In journalistic history, the importance of thorough and verifiable research has given way, thanks to the high-pressure, high speed requirements of the entertainment industry, to the quick source, the easy road, the fast payoff. Opinion becomes fact, or at least becomes the object that becomes important. The prominence of a public figure becomes the barometer that measures the reliability or news-worthy-ness of a story. If Bono, or Megan Fox, or ‘Octomom’ make a public announcement, that becomes news – the story of the day becomes the exploration of motivations for the statement, and then becomes about the other news outlets reporting the same story… Why? What possible justification, besides the quest for profits (whether overtly stated or implicit in methodology) can there be to even imply that something a musician, or actor, or mentally ill person has to say has even the least relevance to people’s experiences, or will have any long-term effects whatsoever?
I have written before about celebrity culture, and the sad commentary it provides on the priorities we as a society possess. We now, however, are experiencing the first instance of a manufactured, explicitly political individual who is carefully designed to exploit emotion and discourage independent thought: Sarah Palin. She has no actual qualifications other than her fame (or infamy) – she was a small-town Alaska mayor, and a Governor who didn’t even finish her first term, but she looks good on camera, and she has a troubling, yet undeniable populist persona that will motivate the faithful to follow her into the fires of her own manufactured armageddon, if that’s what she asks. She is a celebrity, without the benefit of an acting or music career, who parlayed her looks and folksy charm into small tastes of political power – and let there be no doubt that she likes it and craves more. Unfortunately, very few people in the media, who are terrorized by the fear of offending the joe six-packs in the viewing audience, will call “Bullshit!” on the whole affair and point out that she is a celebrity, not a civil servant. Nor will they point out just how dangerous charisma, raw emotion and popular appeal are without thought and reasoned debate.

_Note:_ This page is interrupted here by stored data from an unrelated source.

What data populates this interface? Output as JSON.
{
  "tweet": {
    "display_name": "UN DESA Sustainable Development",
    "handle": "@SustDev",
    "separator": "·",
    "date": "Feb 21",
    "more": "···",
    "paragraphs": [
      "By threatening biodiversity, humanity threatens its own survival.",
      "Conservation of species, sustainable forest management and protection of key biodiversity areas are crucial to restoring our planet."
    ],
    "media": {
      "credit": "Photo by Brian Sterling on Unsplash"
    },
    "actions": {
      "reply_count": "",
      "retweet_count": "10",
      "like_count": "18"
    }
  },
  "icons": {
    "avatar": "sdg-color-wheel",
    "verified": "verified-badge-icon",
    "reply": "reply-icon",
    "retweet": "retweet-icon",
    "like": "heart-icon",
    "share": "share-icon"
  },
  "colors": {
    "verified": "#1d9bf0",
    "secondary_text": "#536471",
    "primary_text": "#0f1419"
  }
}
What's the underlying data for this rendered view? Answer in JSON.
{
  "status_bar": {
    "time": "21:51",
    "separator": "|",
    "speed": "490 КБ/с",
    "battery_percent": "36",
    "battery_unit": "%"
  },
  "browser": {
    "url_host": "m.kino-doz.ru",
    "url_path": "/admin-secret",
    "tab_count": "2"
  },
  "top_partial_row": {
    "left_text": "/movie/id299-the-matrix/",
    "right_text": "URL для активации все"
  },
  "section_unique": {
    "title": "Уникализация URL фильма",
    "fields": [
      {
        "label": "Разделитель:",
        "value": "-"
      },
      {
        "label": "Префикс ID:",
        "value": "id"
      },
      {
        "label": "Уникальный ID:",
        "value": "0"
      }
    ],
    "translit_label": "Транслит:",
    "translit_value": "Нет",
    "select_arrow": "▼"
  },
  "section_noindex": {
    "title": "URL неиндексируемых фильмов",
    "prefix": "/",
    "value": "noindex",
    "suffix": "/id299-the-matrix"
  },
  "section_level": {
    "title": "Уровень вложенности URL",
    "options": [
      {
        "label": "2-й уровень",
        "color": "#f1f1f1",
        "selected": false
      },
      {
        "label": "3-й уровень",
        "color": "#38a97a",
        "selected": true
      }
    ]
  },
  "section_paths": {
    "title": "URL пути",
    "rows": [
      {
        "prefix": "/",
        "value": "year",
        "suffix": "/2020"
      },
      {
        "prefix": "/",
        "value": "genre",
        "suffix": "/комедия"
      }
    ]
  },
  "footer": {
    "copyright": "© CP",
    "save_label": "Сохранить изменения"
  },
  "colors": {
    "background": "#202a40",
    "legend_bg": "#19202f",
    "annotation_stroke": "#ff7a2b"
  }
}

The problem is not just that this idiot is wasting our time, but that the hunger for power and blind faith could lead people to react emotionally and viscerally to percieved threats that do not even exist – she is fuel for every paranoid conspiracy theorist and armed ‘revolutionary’ in the wilds of America. That is dangerous – people could actually die as a result. We need to acknowledge that paying attention to her is actually harmful, and does not constitute keeping the public informed in any valid way.
So, journalists, let’s see you grow some – call out hypocrisy, and ignore the fringe – that’s what they are, the fringe. They are called that for a reason, because the larger populace does not subscribe to their views. Covering them is promoting them, since the public probably can’t detect your snarky tone and will remember only the loudness of the message. And for goodness’ sake, don’t under any circumstances report on other news outlets – you may think you’re doing us a service, but you’re not. In fact, it’s been a long time since you informed us rather than trying to influence us. The Walter Winchells and Walter Cronkites (need more Walters – but not Barbara!) of the world have given way to the Charles Foster Kanes – if the story isn’t there, manufacture one, then decry the fact that others are doing it too. It’s not black and white anymore – all of today’s journalism has turned a vivid and troubling shade of yellow.